O evento tem início, impreterivelmente, à meia noite, partido da Igreja da Conceição, na Praça Edivaldo Motta. Os fiéis percorrem o seguinte trajeto: rua do Prado, 26 de julho, Porfírio da Costa, Dezoito do Forte, Irineu Joffily, Leôncio Wanderley, Praça da Independência, Floriano Peixoto e Peregrino Filho, com paradas obrigatórias para várias reflexões baseadas na Via Sacra em confronto com a realidade, culminando em frente à Igreja Matriz, onde o pároco comanda algumas orações com término por volta das duas horas da madrugada, momento em que é iniciada a retirada das relíquias, quando os devotos se cumprimentam em torno da imagem e travam verdadeira disputa em busca de uma flor ou parte de galhos de árvores utilizados na decoração do caixão, os quais são guardados como um símbolo de fé.

Outra peculiaridade da Procissão dos homens está relacionada ao uso de matracas, cujo barulho produzido objetiva despertar os adeptos da caminhada religiosa. Segundo Mazim de Zé Conrado, um dos grandes atletas do Esporte, nas primeiras manifestações oficiais desse evento o motor da luz que fornecia energia para a cidade de Patos e diariamente deixava de funcionar por volta das 22:00 horas, ficava trabalhando até mais tarde, dando tempo, inclusive, para o retorno dos participantes até as suas casas.
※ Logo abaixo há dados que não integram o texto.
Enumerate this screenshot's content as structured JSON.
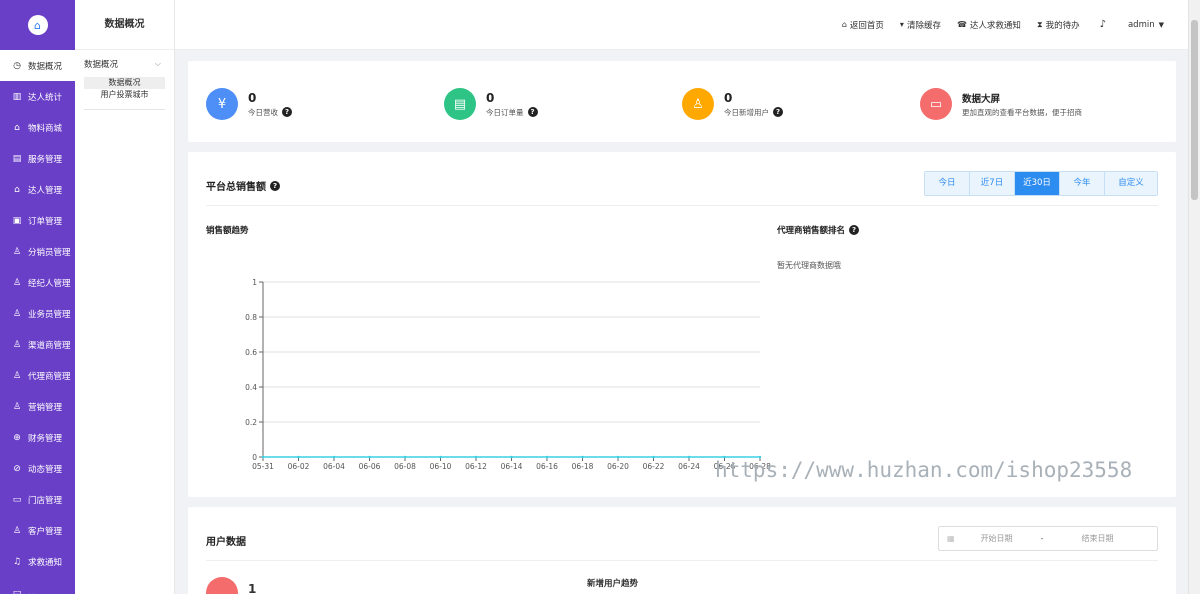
{
  "sidebar": {
    "items": [
      {
        "label": "数据概况",
        "icon": "◷",
        "active": true
      },
      {
        "label": "达人统计",
        "icon": "▥"
      },
      {
        "label": "物料商城",
        "icon": "⌂"
      },
      {
        "label": "服务管理",
        "icon": "▤"
      },
      {
        "label": "达人管理",
        "icon": "⌂"
      },
      {
        "label": "订单管理",
        "icon": "▣"
      },
      {
        "label": "分销员管理",
        "icon": "♙"
      },
      {
        "label": "经纪人管理",
        "icon": "♙"
      },
      {
        "label": "业务员管理",
        "icon": "♙"
      },
      {
        "label": "渠道商管理",
        "icon": "♙"
      },
      {
        "label": "代理商管理",
        "icon": "♙"
      },
      {
        "label": "营销管理",
        "icon": "♙"
      },
      {
        "label": "财务管理",
        "icon": "⊕"
      },
      {
        "label": "动态管理",
        "icon": "⊘"
      },
      {
        "label": "门店管理",
        "icon": "▭"
      },
      {
        "label": "客户管理",
        "icon": "♙"
      },
      {
        "label": "求救通知",
        "icon": "♫"
      },
      {
        "label": "…",
        "icon": "▭"
      }
    ]
  },
  "subnav": {
    "title": "数据概况",
    "group": "数据概况",
    "items": [
      "数据概况",
      "用户投票城市"
    ]
  },
  "header": {
    "links": [
      {
        "label": "返回首页",
        "icon": "home-icon",
        "glyph": "⌂"
      },
      {
        "label": "清除缓存",
        "icon": "pin-icon",
        "glyph": "▾"
      },
      {
        "label": "达人求救通知",
        "icon": "alarm-icon",
        "glyph": "☎"
      },
      {
        "label": "我的待办",
        "icon": "hourglass-icon",
        "glyph": "⧗"
      }
    ],
    "bell": "bell-icon",
    "user": "admin"
  },
  "stats": [
    {
      "value": "0",
      "label": "今日营收",
      "color": "#4e8ef7",
      "icon": "¥"
    },
    {
      "value": "0",
      "label": "今日订单量",
      "color": "#2ec486",
      "icon": "▤"
    },
    {
      "value": "0",
      "label": "今日新增用户",
      "color": "#ffa800",
      "icon": "♙"
    },
    {
      "value": "数据大屏",
      "label": "更加直观的查看平台数据，便于招商",
      "color": "#f56c6c",
      "icon": "▭"
    }
  ],
  "sales": {
    "title": "平台总销售额",
    "tabs": [
      "今日",
      "近7日",
      "近30日",
      "今年",
      "自定义"
    ],
    "active_tab": "近30日",
    "trend_title": "销售额趋势",
    "rank_title": "代理商销售额排名",
    "rank_empty": "暂无代理商数据哦"
  },
  "chart_data": {
    "type": "line",
    "x": [
      "05-31",
      "06-02",
      "06-04",
      "06-06",
      "06-08",
      "06-10",
      "06-12",
      "06-14",
      "06-16",
      "06-18",
      "06-20",
      "06-22",
      "06-24",
      "06-26",
      "06-28"
    ],
    "series": [
      {
        "values": [
          0,
          0,
          0,
          0,
          0,
          0,
          0,
          0,
          0,
          0,
          0,
          0,
          0,
          0,
          0
        ],
        "color": "#3ad0e4"
      }
    ],
    "yticks": [
      "0",
      "0.2",
      "0.4",
      "0.6",
      "0.8",
      "1"
    ],
    "ylim": [
      0,
      1
    ],
    "title": "",
    "grid": true
  },
  "users": {
    "title": "用户数据",
    "start_placeholder": "开始日期",
    "end_placeholder": "结束日期",
    "separator": "-",
    "count": "1",
    "trend_title": "新增用户趋势"
  },
  "watermark": "https://www.huzhan.com/ishop23558"
}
Há quem admita uma certa discriminação com relação ao público feminino criada não pelos participantes, mas provocada pelo clima machista que cerca o evento, tanto que as mulheres são vistas apenas no trajeto a contemplar o cortejo. Alguns, naturalmente levados pela irreverência, como é o caso do saudoso Antônio Tranca Rua, chegaram a marcar época, neste particular aspecto, na década de 70. Podemos citar o caso particular que teve com Williams Formiga, mais conhecido por Cabeção, que tinha o cabelo muito grande e estava inserido na multidão participante do evento. Naquele momento o folclórico não deixou por menos provocando gozação em meio às pessoas ao desferir a seguinte frase: ôxente! E eu pensava que essa procissão era só de homem!

O fluxo de participantes tem aumentado, consideravelmente, acreditando-se que a cada ano a Procissão dos homens venha reunindo mais de cinco mil pessoas.